Evening times
Jimmy Deuchars
Mosspark grandad Jimmy Deuchars has few fond memories when he thinks back to the fight he and his wife Margaret endured to see their grandchildren. The couple’s daughter Susan, 25, died from breast cancer in 1993 and soon after they lost touch with their son-in-law who remarried and moved to Liverpool, taking his two daughters.

“You’re devastated when you realise you’ve no rights to your grandchildren and no-one to give us advice,” says Jimmy, 65, a former taxi driver. “There wasn’t anything except lawyers, so we started a group to help others and ourselves.”

Since 2000, the couple have battled to expand the work and profile of Grandparents Apart UK, a charity which offers support to grandparents affected by separation and campaigns for legal rights.
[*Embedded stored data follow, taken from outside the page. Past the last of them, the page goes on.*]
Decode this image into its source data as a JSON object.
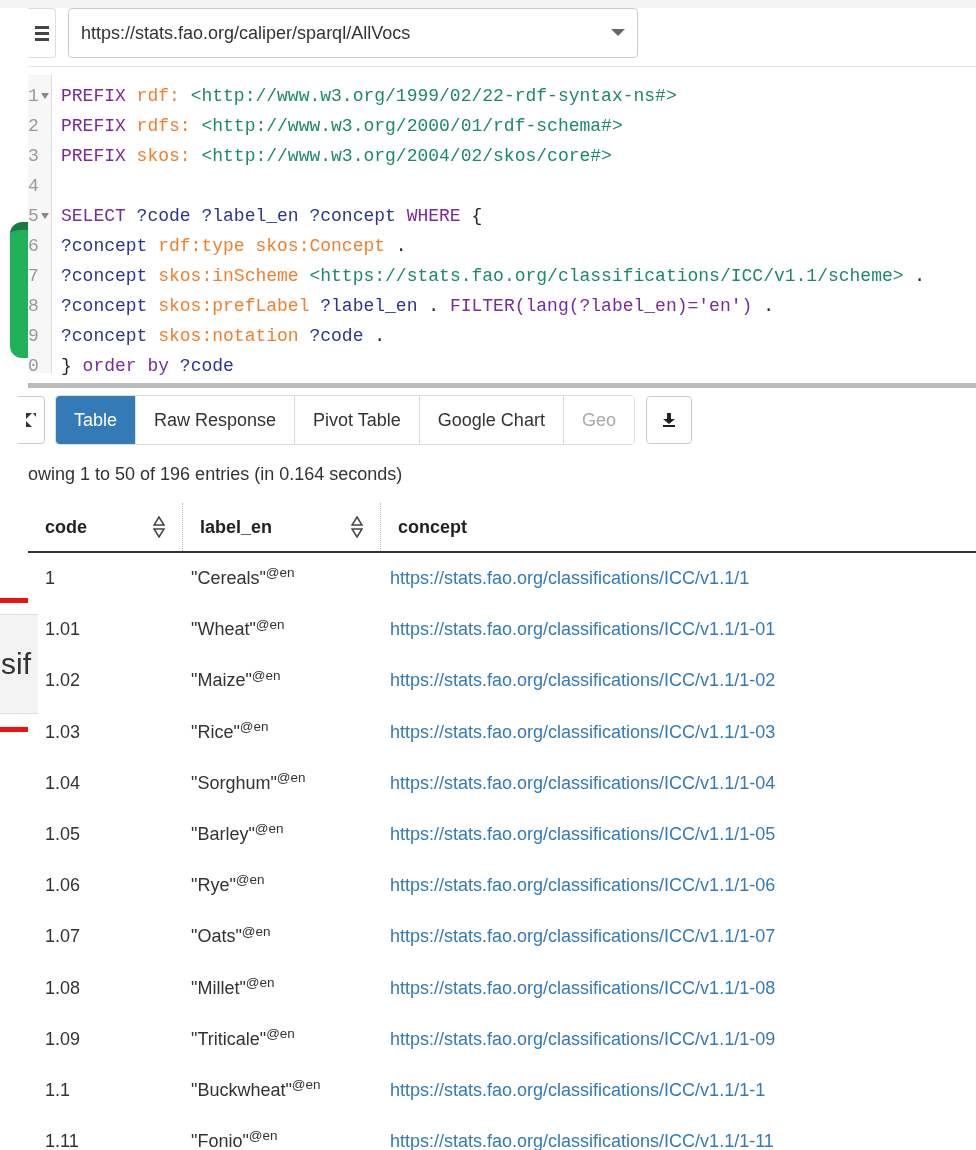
{
  "overlay": {
    "text": "sif"
  },
  "endpoint": {
    "value": "https://stats.fao.org/caliper/sparql/AllVocs"
  },
  "editor": {
    "lines": [
      {
        "number": "1",
        "fold": true,
        "tokens": [
          {
            "kind": "keyword",
            "text": "PREFIX"
          },
          {
            "kind": "prefix",
            "text": "rdf:"
          },
          {
            "kind": "uri",
            "text": "<http://www.w3.org/1999/02/22-rdf-syntax-ns#>"
          }
        ]
      },
      {
        "number": "2",
        "fold": false,
        "tokens": [
          {
            "kind": "keyword",
            "text": "PREFIX"
          },
          {
            "kind": "prefix",
            "text": "rdfs:"
          },
          {
            "kind": "uri",
            "text": "<http://www.w3.org/2000/01/rdf-schema#>"
          }
        ]
      },
      {
        "number": "3",
        "fold": false,
        "tokens": [
          {
            "kind": "keyword",
            "text": "PREFIX"
          },
          {
            "kind": "prefix",
            "text": "skos:"
          },
          {
            "kind": "uri",
            "text": "<http://www.w3.org/2004/02/skos/core#>"
          }
        ]
      },
      {
        "number": "4",
        "fold": false
      },
      {
        "number": "5",
        "fold": true,
        "tokens": [
          {
            "kind": "keyword",
            "text": "SELECT"
          },
          {
            "kind": "var",
            "text": "?code"
          },
          {
            "kind": "var",
            "text": "?label_en"
          },
          {
            "kind": "var",
            "text": "?concept"
          },
          {
            "kind": "keyword",
            "text": "WHERE"
          },
          {
            "kind": "punct",
            "text": "{"
          }
        ]
      },
      {
        "number": "6",
        "fold": false,
        "tokens": [
          {
            "kind": "var",
            "text": "?concept"
          },
          {
            "kind": "prefix",
            "text": "rdf:type"
          },
          {
            "kind": "prefix",
            "text": "skos:Concept"
          },
          {
            "kind": "punct",
            "text": "."
          }
        ]
      },
      {
        "number": "7",
        "fold": false,
        "tokens": [
          {
            "kind": "var",
            "text": "?concept"
          },
          {
            "kind": "prefix",
            "text": "skos:inScheme"
          },
          {
            "kind": "uri",
            "text": "<https://stats.fao.org/classifications/ICC/v1.1/scheme>"
          },
          {
            "kind": "punct",
            "text": "."
          }
        ]
      },
      {
        "number": "8",
        "fold": false,
        "tokens": [
          {
            "kind": "var",
            "text": "?concept"
          },
          {
            "kind": "prefix",
            "text": "skos:prefLabel"
          },
          {
            "kind": "var",
            "text": "?label_en"
          },
          {
            "kind": "punct",
            "text": "."
          },
          {
            "kind": "keyword",
            "text": "FILTER(lang(?label_en)='en')"
          },
          {
            "kind": "punct",
            "text": "."
          }
        ]
      },
      {
        "number": "9",
        "fold": false,
        "tokens": [
          {
            "kind": "var",
            "text": "?concept"
          },
          {
            "kind": "prefix",
            "text": "skos:notation"
          },
          {
            "kind": "var",
            "text": "?code"
          },
          {
            "kind": "punct",
            "text": "."
          }
        ]
      },
      {
        "number": "0",
        "fold": false,
        "tokens": [
          {
            "kind": "punct",
            "text": "}"
          },
          {
            "kind": "keyword",
            "text": "order by"
          },
          {
            "kind": "var",
            "text": "?code"
          }
        ]
      }
    ]
  },
  "tabs": [
    {
      "label": "Table",
      "selected": true,
      "disabled": false
    },
    {
      "label": "Raw Response",
      "selected": false,
      "disabled": false
    },
    {
      "label": "Pivot Table",
      "selected": false,
      "disabled": false
    },
    {
      "label": "Google Chart",
      "selected": false,
      "disabled": false
    },
    {
      "label": "Geo",
      "selected": false,
      "disabled": true
    }
  ],
  "status": "owing 1 to 50 of 196 entries (in 0.164 seconds)",
  "table": {
    "columns": [
      {
        "label": "code",
        "sortable": true
      },
      {
        "label": "label_en",
        "sortable": true
      },
      {
        "label": "concept",
        "sortable": false
      }
    ],
    "rows": [
      {
        "code": "1",
        "label_en": "\"Cereals\"$^{@en}$",
        "concept": "https://stats.fao.org/classifications/ICC/v1.1/1"
      },
      {
        "code": "1.01",
        "label_en": "\"Wheat\"$^{@en}$",
        "concept": "https://stats.fao.org/classifications/ICC/v1.1/1-01"
      },
      {
        "code": "1.02",
        "label_en": "\"Maize\"$^{@en}$",
        "concept": "https://stats.fao.org/classifications/ICC/v1.1/1-02"
      },
      {
        "code": "1.03",
        "label_en": "\"Rice\"$^{@en}$",
        "concept": "https://stats.fao.org/classifications/ICC/v1.1/1-03"
      },
      {
        "code": "1.04",
        "label_en": "\"Sorghum\"$^{@en}$",
        "concept": "https://stats.fao.org/classifications/ICC/v1.1/1-04"
      },
      {
        "code": "1.05",
        "label_en": "\"Barley\"$^{@en}$",
        "concept": "https://stats.fao.org/classifications/ICC/v1.1/1-05"
      },
      {
        "code": "1.06",
        "label_en": "\"Rye\"$^{@en}$",
        "concept": "https://stats.fao.org/classifications/ICC/v1.1/1-06"
      },
      {
        "code": "1.07",
        "label_en": "\"Oats\"$^{@en}$",
        "concept": "https://stats.fao.org/classifications/ICC/v1.1/1-07"
      },
      {
        "code": "1.08",
        "label_en": "\"Millet\"$^{@en}$",
        "concept": "https://stats.fao.org/classifications/ICC/v1.1/1-08"
      },
      {
        "code": "1.09",
        "label_en": "\"Triticale\"$^{@en}$",
        "concept": "https://stats.fao.org/classifications/ICC/v1.1/1-09"
      },
      {
        "code": "1.1",
        "label_en": "\"Buckwheat\"$^{@en}$",
        "concept": "https://stats.fao.org/classifications/ICC/v1.1/1-1"
      },
      {
        "code": "1.11",
        "label_en": "\"Fonio\"$^{@en}$",
        "concept": "https://stats.fao.org/classifications/ICC/v1.1/1-11"
      }
    ]
  }
}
It now counsels families across the country and offers a listening ear and advice and advocates mediation services.

Jimmy added: “Mediation solved our problem, so I don’t see why it can’t solve most problems.”

Jimmy and Margaret now have regular contact with their granddaughters Joanne, 18, and Nicola, 16, who still live in Liverpool, and often make 850-mile round trips to visit them.

Jimmy, who had to give up driving because of severe arthritis, recently fought back to health from aggressive bowel cancer after an operation to remove three-quarters of his bowel – if he hadn’t, he had two years to live.

He continues to run meetings in Govan and co-wrote a book, Grandparents Speak Out For Vulnerable Children.

Much of Grandparents Apart’s UK work centres on lobbying for grandparents’ rights, and it was invited by the Scottish Executive to help compile a Charter For Grandchildren, recommendations to be considered by Glasgow City Council.

“When my daughter died and the children were taken away, we did what she wanted us to do, and we’ve fulfilled the need for grandparents to be in grandchildren’s lives,” said Jimmy.